On the presidential election front, following the end of Michel Aoun’s term, Hezbollah has yet to succeed in having its candidate accepted. There is also no certainty that it will be able to achieve this in the future.
Fifteen years after May 7, 2008, Hezbollah finds itself increasingly isolated on the political stage, particularly due to its strained relations with the FPM, which previously provided it with a Christian cover.
The party, however, continues to take advantage of the fact that the opposition remains divided and that the Sunni leadership has been fragmented since Hariri’s withdrawal from political life. This is not to mention that it perceives that regional developments align with its interests.
But there is a possibility of a deeper crisis emerging in the coming years that could potentially challenge the party’s stability and influence.
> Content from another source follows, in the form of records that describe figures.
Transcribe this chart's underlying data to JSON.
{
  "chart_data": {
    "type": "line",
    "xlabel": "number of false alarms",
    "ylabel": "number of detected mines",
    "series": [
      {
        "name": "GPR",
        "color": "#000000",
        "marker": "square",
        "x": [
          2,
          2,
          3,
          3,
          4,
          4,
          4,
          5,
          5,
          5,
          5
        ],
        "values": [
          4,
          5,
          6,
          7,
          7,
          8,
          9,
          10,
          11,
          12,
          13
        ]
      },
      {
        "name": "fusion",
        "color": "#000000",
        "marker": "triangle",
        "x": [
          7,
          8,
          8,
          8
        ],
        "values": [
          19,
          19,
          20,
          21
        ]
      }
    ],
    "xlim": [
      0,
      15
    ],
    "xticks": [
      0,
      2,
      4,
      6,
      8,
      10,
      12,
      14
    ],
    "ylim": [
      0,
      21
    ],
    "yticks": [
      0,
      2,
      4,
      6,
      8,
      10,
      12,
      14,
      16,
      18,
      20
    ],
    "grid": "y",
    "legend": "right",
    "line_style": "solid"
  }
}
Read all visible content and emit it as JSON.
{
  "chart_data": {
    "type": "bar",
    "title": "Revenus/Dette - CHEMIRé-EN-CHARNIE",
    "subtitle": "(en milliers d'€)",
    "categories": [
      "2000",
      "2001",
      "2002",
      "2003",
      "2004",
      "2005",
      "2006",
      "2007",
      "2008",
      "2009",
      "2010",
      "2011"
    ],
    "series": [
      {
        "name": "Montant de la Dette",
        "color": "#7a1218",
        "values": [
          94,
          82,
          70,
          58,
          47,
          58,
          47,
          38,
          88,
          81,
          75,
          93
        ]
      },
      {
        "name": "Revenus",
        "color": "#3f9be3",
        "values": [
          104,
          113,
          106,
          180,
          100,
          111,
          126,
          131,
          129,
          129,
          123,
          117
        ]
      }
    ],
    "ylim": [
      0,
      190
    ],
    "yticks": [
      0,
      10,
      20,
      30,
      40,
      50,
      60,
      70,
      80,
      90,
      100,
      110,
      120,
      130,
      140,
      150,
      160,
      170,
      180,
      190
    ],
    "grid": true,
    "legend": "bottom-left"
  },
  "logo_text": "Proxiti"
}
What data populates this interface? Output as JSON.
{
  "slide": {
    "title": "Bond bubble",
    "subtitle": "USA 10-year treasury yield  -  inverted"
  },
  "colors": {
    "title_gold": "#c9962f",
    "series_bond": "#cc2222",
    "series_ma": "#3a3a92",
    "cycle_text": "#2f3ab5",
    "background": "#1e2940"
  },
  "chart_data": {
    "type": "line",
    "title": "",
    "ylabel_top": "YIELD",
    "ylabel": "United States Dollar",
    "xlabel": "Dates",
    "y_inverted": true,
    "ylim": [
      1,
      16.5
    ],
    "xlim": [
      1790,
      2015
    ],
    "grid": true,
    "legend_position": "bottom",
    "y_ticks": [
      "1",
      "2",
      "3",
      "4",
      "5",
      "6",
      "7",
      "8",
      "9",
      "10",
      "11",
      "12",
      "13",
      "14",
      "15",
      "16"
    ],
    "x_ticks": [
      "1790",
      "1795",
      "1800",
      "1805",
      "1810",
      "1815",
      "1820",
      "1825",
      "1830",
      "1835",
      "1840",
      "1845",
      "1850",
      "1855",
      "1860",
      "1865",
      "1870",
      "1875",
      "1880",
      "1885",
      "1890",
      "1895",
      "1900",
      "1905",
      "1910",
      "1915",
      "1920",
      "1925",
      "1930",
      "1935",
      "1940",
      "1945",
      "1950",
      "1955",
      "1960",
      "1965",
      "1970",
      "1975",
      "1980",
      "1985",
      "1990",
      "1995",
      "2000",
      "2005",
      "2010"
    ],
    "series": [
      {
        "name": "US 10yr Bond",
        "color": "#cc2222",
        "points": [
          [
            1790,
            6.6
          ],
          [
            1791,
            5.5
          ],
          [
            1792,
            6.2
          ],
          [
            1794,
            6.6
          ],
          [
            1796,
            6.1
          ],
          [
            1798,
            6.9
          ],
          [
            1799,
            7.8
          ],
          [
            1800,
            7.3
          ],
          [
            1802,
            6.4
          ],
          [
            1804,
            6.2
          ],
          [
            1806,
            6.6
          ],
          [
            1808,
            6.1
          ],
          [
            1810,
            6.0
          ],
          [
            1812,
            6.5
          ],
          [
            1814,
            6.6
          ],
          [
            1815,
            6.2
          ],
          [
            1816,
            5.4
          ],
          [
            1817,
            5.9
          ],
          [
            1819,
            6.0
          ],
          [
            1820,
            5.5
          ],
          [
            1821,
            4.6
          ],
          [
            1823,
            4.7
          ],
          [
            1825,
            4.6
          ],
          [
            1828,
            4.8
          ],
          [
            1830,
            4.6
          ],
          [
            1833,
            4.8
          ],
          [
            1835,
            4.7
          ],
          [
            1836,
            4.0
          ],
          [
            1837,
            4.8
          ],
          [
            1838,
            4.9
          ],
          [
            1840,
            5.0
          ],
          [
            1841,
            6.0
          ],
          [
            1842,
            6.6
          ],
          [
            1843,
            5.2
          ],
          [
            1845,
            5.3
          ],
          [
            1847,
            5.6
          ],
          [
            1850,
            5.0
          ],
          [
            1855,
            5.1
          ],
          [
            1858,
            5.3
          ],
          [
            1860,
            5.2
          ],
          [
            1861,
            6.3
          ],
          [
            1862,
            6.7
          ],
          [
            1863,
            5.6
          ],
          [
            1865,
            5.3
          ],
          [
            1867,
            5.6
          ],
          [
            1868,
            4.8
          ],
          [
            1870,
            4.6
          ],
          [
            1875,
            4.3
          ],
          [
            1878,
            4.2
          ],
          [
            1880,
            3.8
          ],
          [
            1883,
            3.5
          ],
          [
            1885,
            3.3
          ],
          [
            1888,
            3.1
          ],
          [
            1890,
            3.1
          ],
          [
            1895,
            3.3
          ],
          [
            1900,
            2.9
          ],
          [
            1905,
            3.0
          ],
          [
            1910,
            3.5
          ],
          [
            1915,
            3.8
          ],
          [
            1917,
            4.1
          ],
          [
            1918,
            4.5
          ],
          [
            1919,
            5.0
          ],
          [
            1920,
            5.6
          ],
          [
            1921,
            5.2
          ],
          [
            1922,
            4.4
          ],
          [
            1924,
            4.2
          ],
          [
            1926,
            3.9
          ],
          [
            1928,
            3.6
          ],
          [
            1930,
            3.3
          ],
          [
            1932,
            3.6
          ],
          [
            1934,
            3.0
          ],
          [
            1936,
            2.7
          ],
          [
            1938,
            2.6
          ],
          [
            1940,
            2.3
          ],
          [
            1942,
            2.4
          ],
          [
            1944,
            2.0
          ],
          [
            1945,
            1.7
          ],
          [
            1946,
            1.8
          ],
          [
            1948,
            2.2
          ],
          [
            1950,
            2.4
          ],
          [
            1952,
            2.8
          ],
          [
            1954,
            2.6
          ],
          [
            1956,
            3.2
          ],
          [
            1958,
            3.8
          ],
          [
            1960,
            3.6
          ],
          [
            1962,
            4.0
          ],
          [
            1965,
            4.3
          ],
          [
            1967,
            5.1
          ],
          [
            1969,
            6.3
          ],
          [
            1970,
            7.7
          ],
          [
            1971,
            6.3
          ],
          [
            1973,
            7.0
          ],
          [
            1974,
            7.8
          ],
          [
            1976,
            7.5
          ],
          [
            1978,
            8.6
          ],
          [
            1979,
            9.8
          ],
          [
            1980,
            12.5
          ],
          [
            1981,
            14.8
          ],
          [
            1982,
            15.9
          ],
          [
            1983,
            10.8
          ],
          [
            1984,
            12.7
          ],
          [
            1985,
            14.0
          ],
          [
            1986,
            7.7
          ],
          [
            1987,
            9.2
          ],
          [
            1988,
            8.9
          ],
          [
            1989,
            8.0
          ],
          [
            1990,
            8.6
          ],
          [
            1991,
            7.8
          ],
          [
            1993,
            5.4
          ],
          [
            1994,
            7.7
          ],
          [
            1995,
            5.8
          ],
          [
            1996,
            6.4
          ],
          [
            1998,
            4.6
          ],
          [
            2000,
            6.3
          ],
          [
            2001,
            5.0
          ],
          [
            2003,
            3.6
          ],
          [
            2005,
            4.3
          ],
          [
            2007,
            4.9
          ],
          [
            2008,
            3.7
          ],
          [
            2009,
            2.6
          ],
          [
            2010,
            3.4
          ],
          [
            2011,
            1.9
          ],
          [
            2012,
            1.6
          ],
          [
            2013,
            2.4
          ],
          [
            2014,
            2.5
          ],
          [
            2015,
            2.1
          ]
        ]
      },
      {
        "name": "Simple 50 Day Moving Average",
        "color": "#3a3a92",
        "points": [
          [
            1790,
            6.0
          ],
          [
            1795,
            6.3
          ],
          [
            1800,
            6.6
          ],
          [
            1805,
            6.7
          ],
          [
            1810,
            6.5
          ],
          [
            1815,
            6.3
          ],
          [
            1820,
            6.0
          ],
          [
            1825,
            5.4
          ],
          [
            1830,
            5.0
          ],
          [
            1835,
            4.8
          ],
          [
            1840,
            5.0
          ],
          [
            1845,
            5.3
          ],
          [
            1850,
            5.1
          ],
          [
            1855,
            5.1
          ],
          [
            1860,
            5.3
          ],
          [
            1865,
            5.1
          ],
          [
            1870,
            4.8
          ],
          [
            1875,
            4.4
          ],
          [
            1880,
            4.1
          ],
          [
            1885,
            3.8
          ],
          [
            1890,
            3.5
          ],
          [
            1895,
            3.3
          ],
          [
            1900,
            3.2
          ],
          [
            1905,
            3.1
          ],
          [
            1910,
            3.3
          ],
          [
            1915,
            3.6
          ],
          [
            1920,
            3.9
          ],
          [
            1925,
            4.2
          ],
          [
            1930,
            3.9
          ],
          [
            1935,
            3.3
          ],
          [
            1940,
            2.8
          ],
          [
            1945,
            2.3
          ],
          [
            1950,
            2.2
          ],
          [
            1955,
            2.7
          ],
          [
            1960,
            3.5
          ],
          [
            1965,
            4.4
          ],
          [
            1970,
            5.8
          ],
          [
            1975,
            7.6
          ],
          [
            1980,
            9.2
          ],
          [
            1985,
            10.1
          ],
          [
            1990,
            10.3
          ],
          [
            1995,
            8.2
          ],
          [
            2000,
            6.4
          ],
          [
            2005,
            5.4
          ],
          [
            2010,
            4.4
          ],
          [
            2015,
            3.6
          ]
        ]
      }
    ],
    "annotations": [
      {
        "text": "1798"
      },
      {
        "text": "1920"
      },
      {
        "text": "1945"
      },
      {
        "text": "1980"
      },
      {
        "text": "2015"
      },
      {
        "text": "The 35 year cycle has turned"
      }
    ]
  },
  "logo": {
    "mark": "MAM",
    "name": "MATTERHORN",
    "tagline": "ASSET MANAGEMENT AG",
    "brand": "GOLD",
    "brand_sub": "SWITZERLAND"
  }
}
Cracks have appeared at the core of the Hezbollah machine, indicating a dilution of the fundamental ideology that underpins the “resistance.”
Despite its past military accomplishments, Hezbollah is experiencing a significant decline in the prestige it once held among the Arab public — a decline that started in the late 2000s.
Criticism within the Lebanese Shiite community is also becoming more noticeable. The assassination of Shiite activist and vocal Hezbollah critic Lokman Slim in February 2021, which has widely been blamed on Hezbollah, reflects underlying tensions within the party’s leadership.
The series of crises that hit Lebanon between 2019 and 2022 had a detrimental effect on Hezbollah’s image, compelling the party to align itself as a conservative force dedicated to maintaining the status quo.
These crises also pose a threat to the stability that Hezbollah cherishes, particularly as it continues to be engaged in regional ventures.
The security incidents, such as those in Khaldeh and Tayyouneh, serve as sporadic reminders that the tensions could easily escalate into armed conflict.